NVIDIA's Blackwell architecture has set a new standard in AI training performance, achieving the fastest training times across all benchmarks in MLPerf Training v5.1. This sweeping victory underscores the critical role of advanced hardware and software innovations in meeting the demands of increasingly complex AI models.

The MLPerf Training v5.1 benchmarks evaluate AI training performance by measuring the time required to train seven different models to a specified accuracy. NVIDIA's Blackwell architecture, which powers both the Blackwell and Blackwell Ultra GPUs, demonstrated superior performance across all benchmarks, highlighting its versatility and scalability.

Key Benchmark Results

Llama 3.1 405B pretraining: Completed in 10 minutes using 5,120 Blackwell GPUs.
Llama 3.1 8B pretraining: Finished in 5.2 minutes using 512 Blackwell Ultra GPUs.
Llama 2 70B LoRA fine-tuning: Achieved in 0.40 minutes using 512 Blackwell Ultra GPUs.
FLUX.1: Trained in 12.5 minutes using 1,152 Blackwell GPUs.

NVIDIA was the only platform to submit results for all benchmarks, showcasing the comprehensive capabilities of its AI training stack.

Innovations in AI Data Formats

A key factor in the Blackwell architecture's success is its use of low-precision AI data formats, particularly the NVIDIA-designed NVFP4 format. This format offers hardware acceleration, delivering better accuracy and faster training times compared to other formats like MXFP4. Blackwell GPUs provide twice the peak FP4 throughput per clock compared to FP8, while Blackwell Ultra GPUs offer three times the throughput.

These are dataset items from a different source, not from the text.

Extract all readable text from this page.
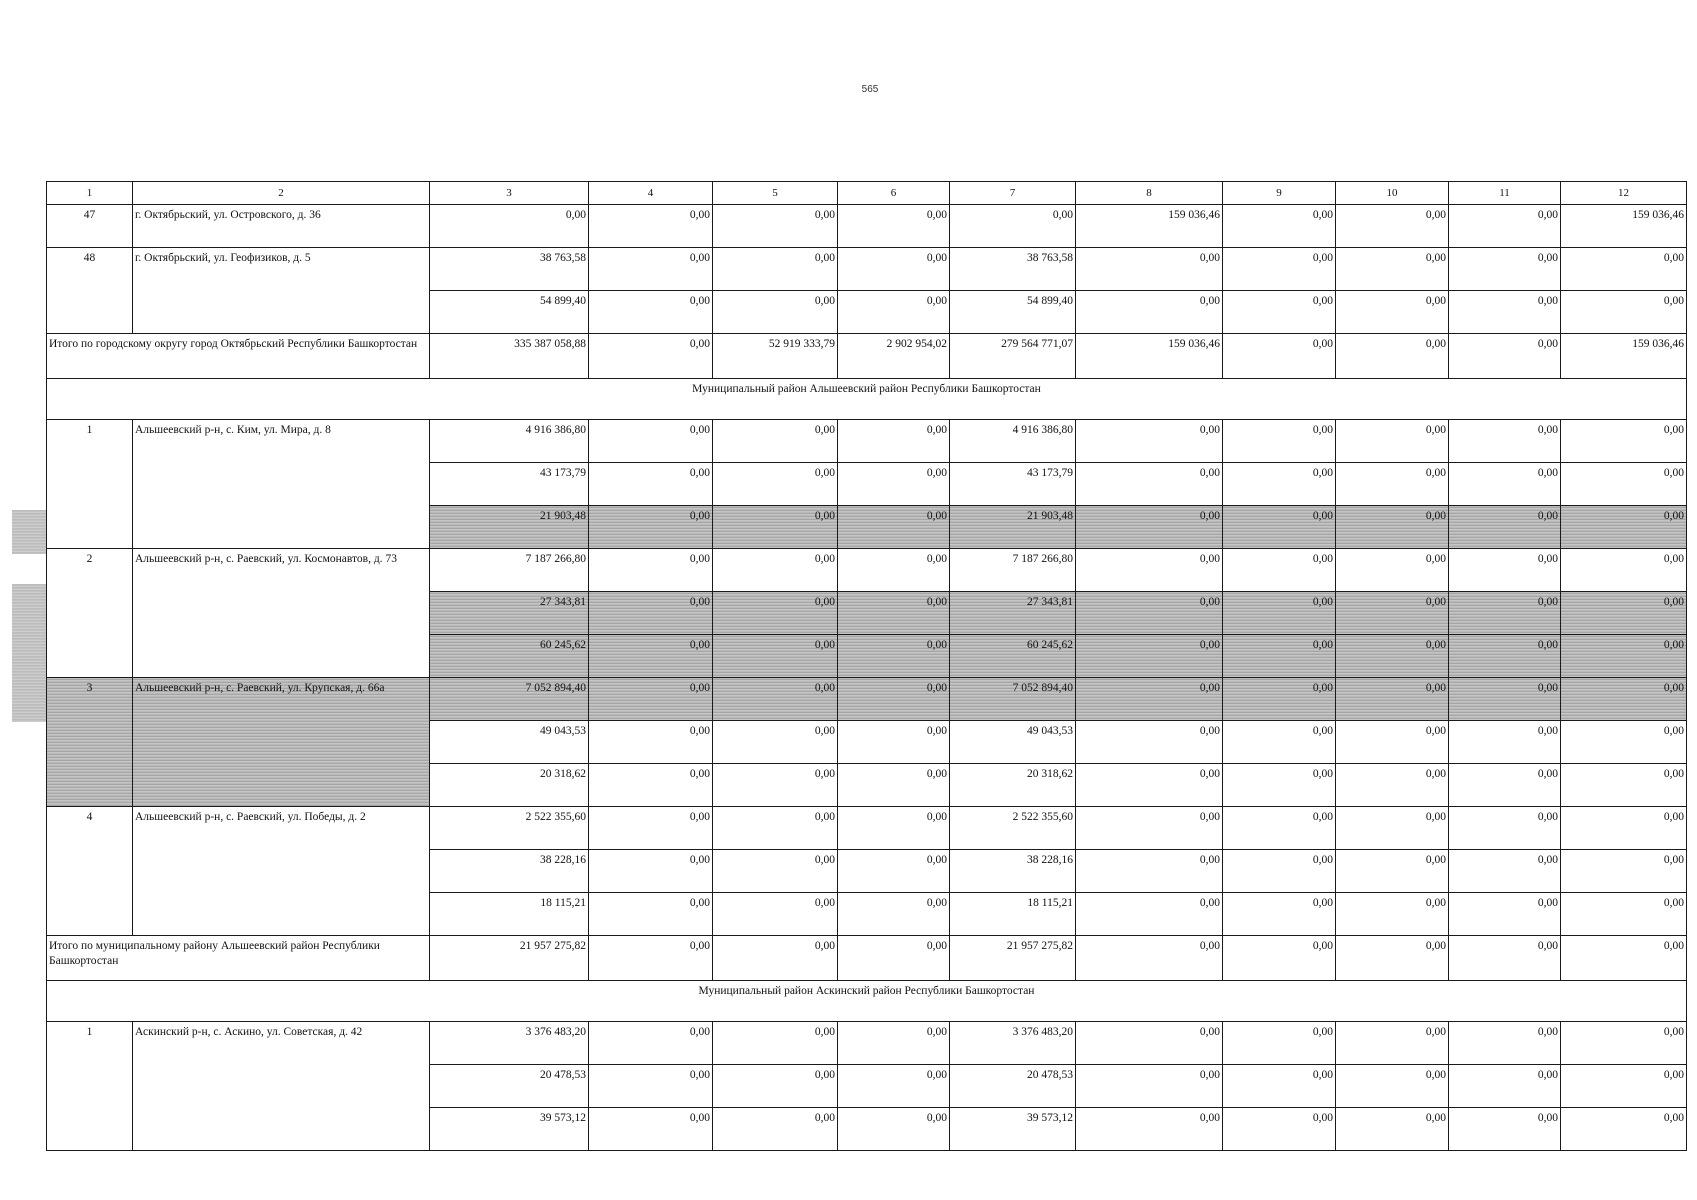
565
1	2	3	4	5	6	7	8	9	10	11	12
47	г. Октябрьский, ул. Островского, д. 36	0,00	0,00	0,00	0,00	0,00	159 036,46	0,00	0,00	0,00	159 036,46
48	г. Октябрьский, ул. Геофизиков, д. 5	38 763,58	0,00	0,00	0,00	38 763,58	0,00	0,00	0,00	0,00	0,00
		54 899,40	0,00	0,00	0,00	54 899,40	0,00	0,00	0,00	0,00	0,00
Итого по городскому округу город Октябрьский Республики Башкортостан		335 387 058,88	0,00	52 919 333,79	2 902 954,02	279 564 771,07	159 036,46	0,00	0,00	0,00	159 036,46
Муниципальный район Альшеевский район Республики Башкортостан											
1	Альшеевский р-н, с. Ким, ул. Мира, д. 8	4 916 386,80	0,00	0,00	0,00	4 916 386,80	0,00	0,00	0,00	0,00	0,00
		43 173,79	0,00	0,00	0,00	43 173,79	0,00	0,00	0,00	0,00	0,00
		21 903,48	0,00	0,00	0,00	21 903,48	0,00	0,00	0,00	0,00	0,00
2	Альшеевский р-н, с. Раевский, ул. Космонавтов, д. 73	7 187 266,80	0,00	0,00	0,00	7 187 266,80	0,00	0,00	0,00	0,00	0,00
		27 343,81	0,00	0,00	0,00	27 343,81	0,00	0,00	0,00	0,00	0,00
		60 245,62	0,00	0,00	0,00	60 245,62	0,00	0,00	0,00	0,00	0,00
3	Альшеевский р-н, с. Раевский, ул. Крупская, д. 66а	7 052 894,40	0,00	0,00	0,00	7 052 894,40	0,00	0,00	0,00	0,00	0,00
		49 043,53	0,00	0,00	0,00	49 043,53	0,00	0,00	0,00	0,00	0,00
		20 318,62	0,00	0,00	0,00	20 318,62	0,00	0,00	0,00	0,00	0,00
4	Альшеевский р-н, с. Раевский, ул. Победы, д. 2	2 522 355,60	0,00	0,00	0,00	2 522 355,60	0,00	0,00	0,00	0,00	0,00
		38 228,16	0,00	0,00	0,00	38 228,16	0,00	0,00	0,00	0,00	0,00
		18 115,21	0,00	0,00	0,00	18 115,21	0,00	0,00	0,00	0,00	0,00
Итого по муниципальному району Альшеевский район Республики Башкортостан		21 957 275,82	0,00	0,00	0,00	21 957 275,82	0,00	0,00	0,00	0,00	0,00
Муниципальный район Аскинский район Республики Башкортостан											
1	Аскинский р-н, с. Аскино, ул. Советская, д. 42	3 376 483,20	0,00	0,00	0,00	3 376 483,20	0,00	0,00	0,00	0,00	0,00
		20 478,53	0,00	0,00	0,00	20 478,53	0,00	0,00	0,00	0,00	0,00
		39 573,12	0,00	0,00	0,00	39 573,12	0,00	0,00	0,00	0,00	0,00
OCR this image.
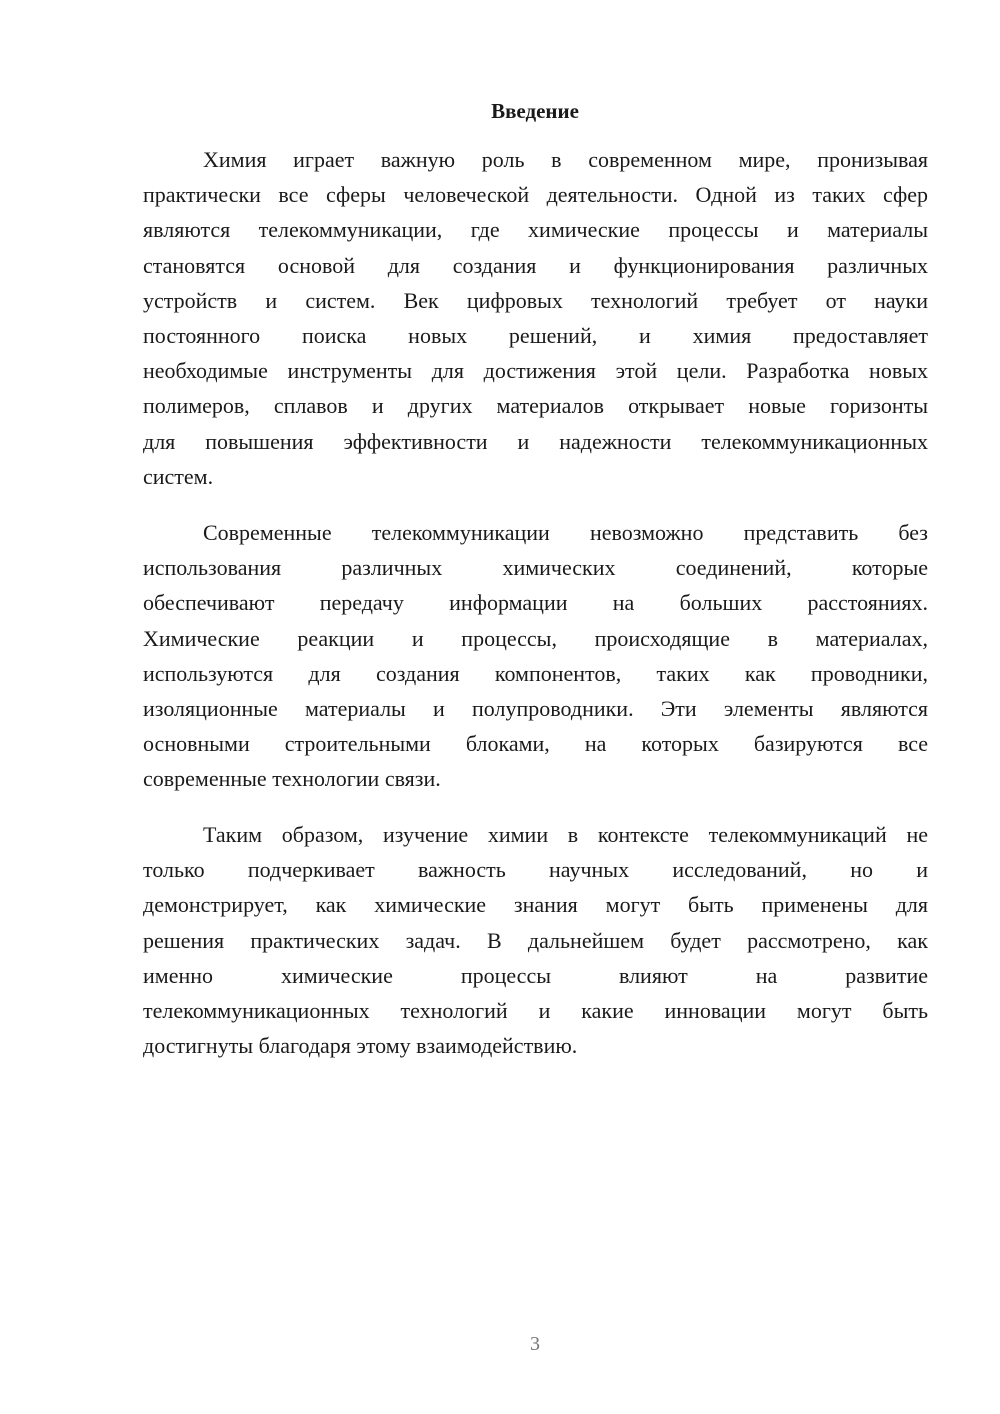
Введение
Химия играет важную роль в современном мире, пронизывая
практически все сферы человеческой деятельности. Одной из таких сфер
являются телекоммуникации, где химические процессы и материалы
становятся основой для создания и функционирования различных
устройств и систем. Век цифровых технологий требует от науки
постоянного поиска новых решений, и химия предоставляет
необходимые инструменты для достижения этой цели. Разработка новых
полимеров, сплавов и других материалов открывает новые горизонты
для повышения эффективности и надежности телекоммуникационных
систем.
Современные телекоммуникации невозможно представить без
использования различных химических соединений, которые
обеспечивают передачу информации на больших расстояниях.
Химические реакции и процессы, происходящие в материалах,
используются для создания компонентов, таких как проводники,
изоляционные материалы и полупроводники. Эти элементы являются
основными строительными блоками, на которых базируются все
современные технологии связи.
Таким образом, изучение химии в контексте телекоммуникаций не
только подчеркивает важность научных исследований, но и
демонстрирует, как химические знания могут быть применены для
решения практических задач. В дальнейшем будет рассмотрено, как
именно химические процессы влияют на развитие
телекоммуникационных технологий и какие инновации могут быть
достигнуты благодаря этому взаимодействию.
3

Software and Hardware Optimizations

NVIDIA's submissions also incorporated various optimizations, including NVFP4 training recipes, FP8 precision for attention BMM inputs, and software enhancements like fused RoPE kernel and optimized memory copies. Blackwell Ultra GPUs further enhance performance with 1.5x peak NVFP4 throughput, 2x Softmax throughput for attention, and 1.5x larger HBM3e capacity.

Networking Advancements

The NVIDIA Quantum-X800 networking platform, featuring ConnectX-8 SuperNICs and LinkX cables, connected the Theia cluster's GB300 NVL72 racks, marking the industry's first 800 Gb/s networking submission to MLPerf Training. This networking infrastructure played a crucial role in achieving the record-breaking training times.

Implications for AI Training

The Blackwell architecture's performance highlights the importance of innovations in hardware, software, and networking for advancing AI training. These advancements pave the way for faster training times, reduced costs, and new AI breakthroughs, enabling developers to push the boundaries of AI model complexity.

By setting new standards in AI training performance, NVIDIA's Blackwell architecture positions itself as a leader in the rapidly evolving AI hardware and software landscape.